June Lake, ISO 100, 28mm, f/16, 1/25 sec.

Lakeside, ISO 100, 24mm, f/16, 1/4 sec.
You can see the snow falling as streaks in this photo!

The return trip proved to be so much easier.  I had made somewhat of a dent in the path and it was mostly downhill.  By downhill, I mean a slight, gradual descent.  On the way back, I stopped to take another photo or two of scenes that I had bookmarked in my mind when I was heading in.  When shooting the photos, I could hear the heavy snow falling off the trees and hitting the ground.  It was the only other sound besides my breathing that I could hear in the well-insulated forest.  Along the way, I came across another guy snowshoeing with his pup.  His dog had way more kinetic energy than we two humans.  He was so excited!  After that, I finally reached the make-shift campsite that I passed at the beginning of the trail.  This time there were 2 older gentlemen and one middle-aged man getting ready to snowshoe.  They asked how the lake was.  I said it was lovely and asked them how they faired overnight.   They told me they meant to make it to the lake, but that they got a late start and didn’t end up to where they established camp until 9 pm.   They also said they stayed up until 3 am playing cards.  The youngest of the three said that it was really cold.  I told them that I was super impressed.  I hope that I can still keep on truckin’ later in life like the (2) older fellas in the group. 

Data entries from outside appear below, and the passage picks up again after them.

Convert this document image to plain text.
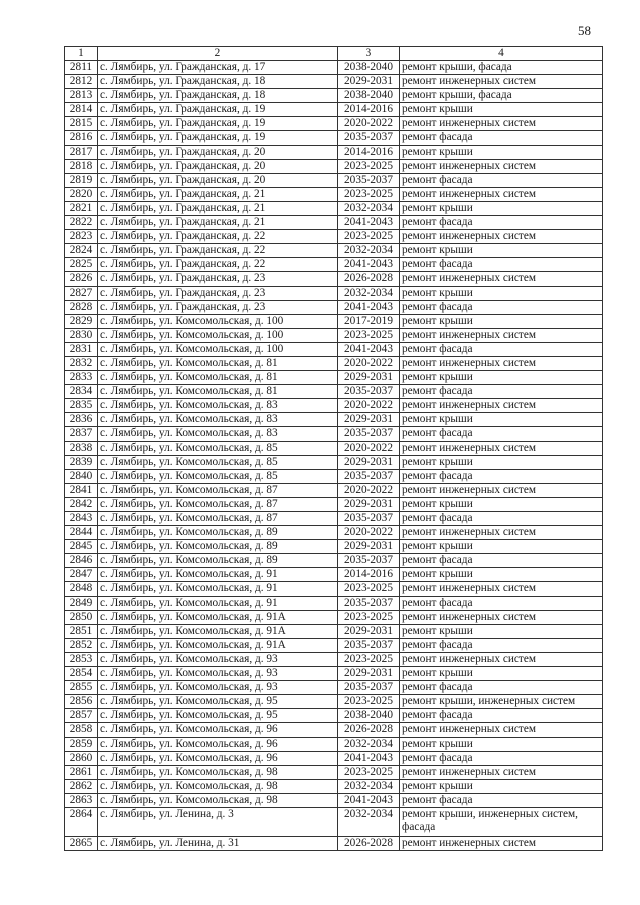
58
1	2	3	4
2811	с. Лямбирь, ул. Гражданская, д. 17	2038-2040	ремонт крыши, фасада
2812	с. Лямбирь, ул. Гражданская, д. 18	2029-2031	ремонт инженерных систем
2813	с. Лямбирь, ул. Гражданская, д. 18	2038-2040	ремонт крыши, фасада
2814	с. Лямбирь, ул. Гражданская, д. 19	2014-2016	ремонт крыши
2815	с. Лямбирь, ул. Гражданская, д. 19	2020-2022	ремонт инженерных систем
2816	с. Лямбирь, ул. Гражданская, д. 19	2035-2037	ремонт фасада
2817	с. Лямбирь, ул. Гражданская, д. 20	2014-2016	ремонт крыши
2818	с. Лямбирь, ул. Гражданская, д. 20	2023-2025	ремонт инженерных систем
2819	с. Лямбирь, ул. Гражданская, д. 20	2035-2037	ремонт фасада
2820	с. Лямбирь, ул. Гражданская, д. 21	2023-2025	ремонт инженерных систем
2821	с. Лямбирь, ул. Гражданская, д. 21	2032-2034	ремонт крыши
2822	с. Лямбирь, ул. Гражданская, д. 21	2041-2043	ремонт фасада
2823	с. Лямбирь, ул. Гражданская, д. 22	2023-2025	ремонт инженерных систем
2824	с. Лямбирь, ул. Гражданская, д. 22	2032-2034	ремонт крыши
2825	с. Лямбирь, ул. Гражданская, д. 22	2041-2043	ремонт фасада
2826	с. Лямбирь, ул. Гражданская, д. 23	2026-2028	ремонт инженерных систем
2827	с. Лямбирь, ул. Гражданская, д. 23	2032-2034	ремонт крыши
2828	с. Лямбирь, ул. Гражданская, д. 23	2041-2043	ремонт фасада
2829	с. Лямбирь, ул. Комсомольская, д. 100	2017-2019	ремонт крыши
2830	с. Лямбирь, ул. Комсомольская, д. 100	2023-2025	ремонт инженерных систем
2831	с. Лямбирь, ул. Комсомольская, д. 100	2041-2043	ремонт фасада
2832	с. Лямбирь, ул. Комсомольская, д. 81	2020-2022	ремонт инженерных систем
2833	с. Лямбирь, ул. Комсомольская, д. 81	2029-2031	ремонт крыши
2834	с. Лямбирь, ул. Комсомольская, д. 81	2035-2037	ремонт фасада
2835	с. Лямбирь, ул. Комсомольская, д. 83	2020-2022	ремонт инженерных систем
2836	с. Лямбирь, ул. Комсомольская, д. 83	2029-2031	ремонт крыши
2837	с. Лямбирь, ул. Комсомольская, д. 83	2035-2037	ремонт фасада
2838	с. Лямбирь, ул. Комсомольская, д. 85	2020-2022	ремонт инженерных систем
2839	с. Лямбирь, ул. Комсомольская, д. 85	2029-2031	ремонт крыши
2840	с. Лямбирь, ул. Комсомольская, д. 85	2035-2037	ремонт фасада
2841	с. Лямбирь, ул. Комсомольская, д. 87	2020-2022	ремонт инженерных систем
2842	с. Лямбирь, ул. Комсомольская, д. 87	2029-2031	ремонт крыши
2843	с. Лямбирь, ул. Комсомольская, д. 87	2035-2037	ремонт фасада
2844	с. Лямбирь, ул. Комсомольская, д. 89	2020-2022	ремонт инженерных систем
2845	с. Лямбирь, ул. Комсомольская, д. 89	2029-2031	ремонт крыши
2846	с. Лямбирь, ул. Комсомольская, д. 89	2035-2037	ремонт фасада
2847	с. Лямбирь, ул. Комсомольская, д. 91	2014-2016	ремонт крыши
2848	с. Лямбирь, ул. Комсомольская, д. 91	2023-2025	ремонт инженерных систем
2849	с. Лямбирь, ул. Комсомольская, д. 91	2035-2037	ремонт фасада
2850	с. Лямбирь, ул. Комсомольская, д. 91А	2023-2025	ремонт инженерных систем
2851	с. Лямбирь, ул. Комсомольская, д. 91А	2029-2031	ремонт крыши
2852	с. Лямбирь, ул. Комсомольская, д. 91А	2035-2037	ремонт фасада
2853	с. Лямбирь, ул. Комсомольская, д. 93	2023-2025	ремонт инженерных систем
2854	с. Лямбирь, ул. Комсомольская, д. 93	2029-2031	ремонт крыши
2855	с. Лямбирь, ул. Комсомольская, д. 93	2035-2037	ремонт фасада
2856	с. Лямбирь, ул. Комсомольская, д. 95	2023-2025	ремонт крыши, инженерных систем
2857	с. Лямбирь, ул. Комсомольская, д. 95	2038-2040	ремонт фасада
2858	с. Лямбирь, ул. Комсомольская, д. 96	2026-2028	ремонт инженерных систем
2859	с. Лямбирь, ул. Комсомольская, д. 96	2032-2034	ремонт крыши
2860	с. Лямбирь, ул. Комсомольская, д. 96	2041-2043	ремонт фасада
2861	с. Лямбирь, ул. Комсомольская, д. 98	2023-2025	ремонт инженерных систем
2862	с. Лямбирь, ул. Комсомольская, д. 98	2032-2034	ремонт крыши
2863	с. Лямбирь, ул. Комсомольская, д. 98	2041-2043	ремонт фасада
2864	с. Лямбирь, ул. Ленина, д. 3	2032-2034	ремонт крыши, инженерных систем, фасада
2865	с. Лямбирь, ул. Ленина, д. 31	2026-2028	ремонт инженерных систем
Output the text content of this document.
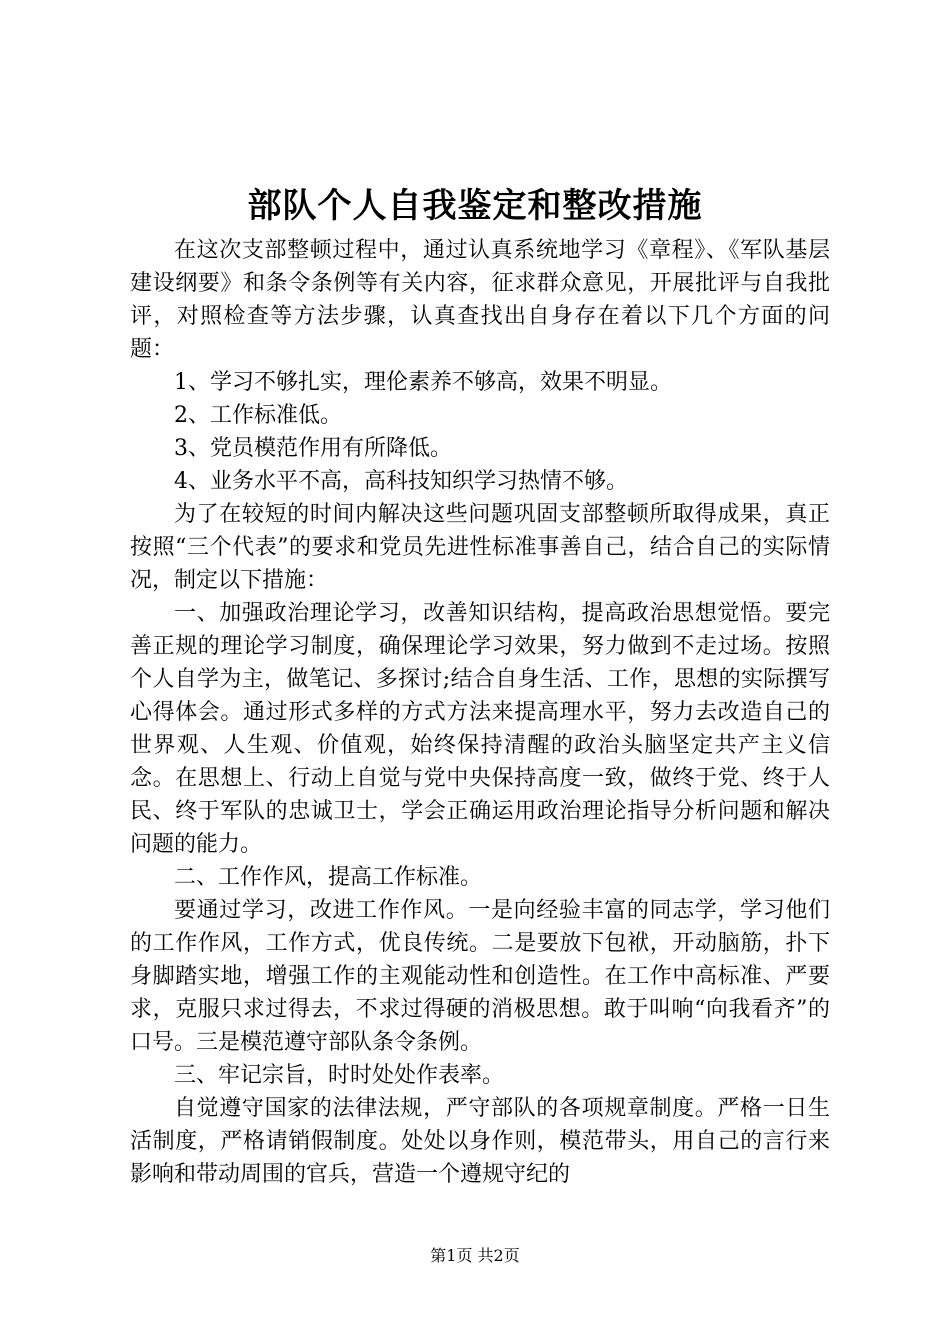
部队个人自我鉴定和整改措施

在这次支部整顿过程中，通过认真系统地学习《章程》、《军队基层建设纲要》和条令条例等有关内容，征求群众意见，开展批评与自我批评，对照检查等方法步骤，认真查找出自身存在着以下几个方面的问题：

1、学习不够扎实，理伦素养不够高，效果不明显。

2、工作标准低。

3、党员模范作用有所降低。

4、业务水平不高，高科技知织学习热情不够。

为了在较短的时间内解决这些问题巩固支部整顿所取得成果，真正按照“三个代表”的要求和党员先进性标准事善自己，结合自己的实际情况，制定以下措施：

一、加强政治理论学习，改善知识结构，提高政治思想觉悟。要完善正规的理论学习制度，确保理论学习效果，努力做到不走过场。按照个人自学为主，做笔记、多探讨;结合自身生活、工作，思想的实际撰写心得体会。通过形式多样的方式方法来提高理水平，努力去改造自己的世界观、人生观、价值观，始终保持清醒的政治头脑坚定共产主义信念。在思想上、行动上自觉与党中央保持高度一致，做终于党、终于人民、终于军队的忠诚卫士，学会正确运用政治理论指导分析问题和解决问题的能力。

二、工作作风，提高工作标准。

要通过学习，改进工作作风。一是向经验丰富的同志学，学习他们的工作作风，工作方式，优良传统。二是要放下包袱，开动脑筋，扑下身脚踏实地，增强工作的主观能动性和创造性。在工作中高标准、严要求，克服只求过得去，不求过得硬的消极思想。敢于叫响“向我看齐”的口号。三是模范遵守部队条令条例。

三、牢记宗旨，时时处处作表率。

自觉遵守国家的法律法规，严守部队的各项规章制度。严格一日生活制度，严格请销假制度。处处以身作则，模范带头，用自己的言行来影响和带动周围的官兵，营造一个遵规守纪的

第1页 共2页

Snow Cones, ISO 200, 27mm, f/8.0, 1/25 sec.

The remaining part of my mini-adventure didn’t provide anything noteworthy.  I made it back to my rig unscathed, which is always a win.  I took off my wet garments and started up my ride to warm up the cabin.  On the way down the road, I passed a cool tree grove (maybe an Ash stand) and decided to throw the truck in reverse, park on the side of the road and take a few more photos.  While I was there, a Forest Ranger pulled up in his pick-up not noticing that I was nearby.  After a brief moment he saw me, we waved at each other and he rolled on.    

Wild Woods,  ISO 100, 24mm, f/16, 1.3 sec.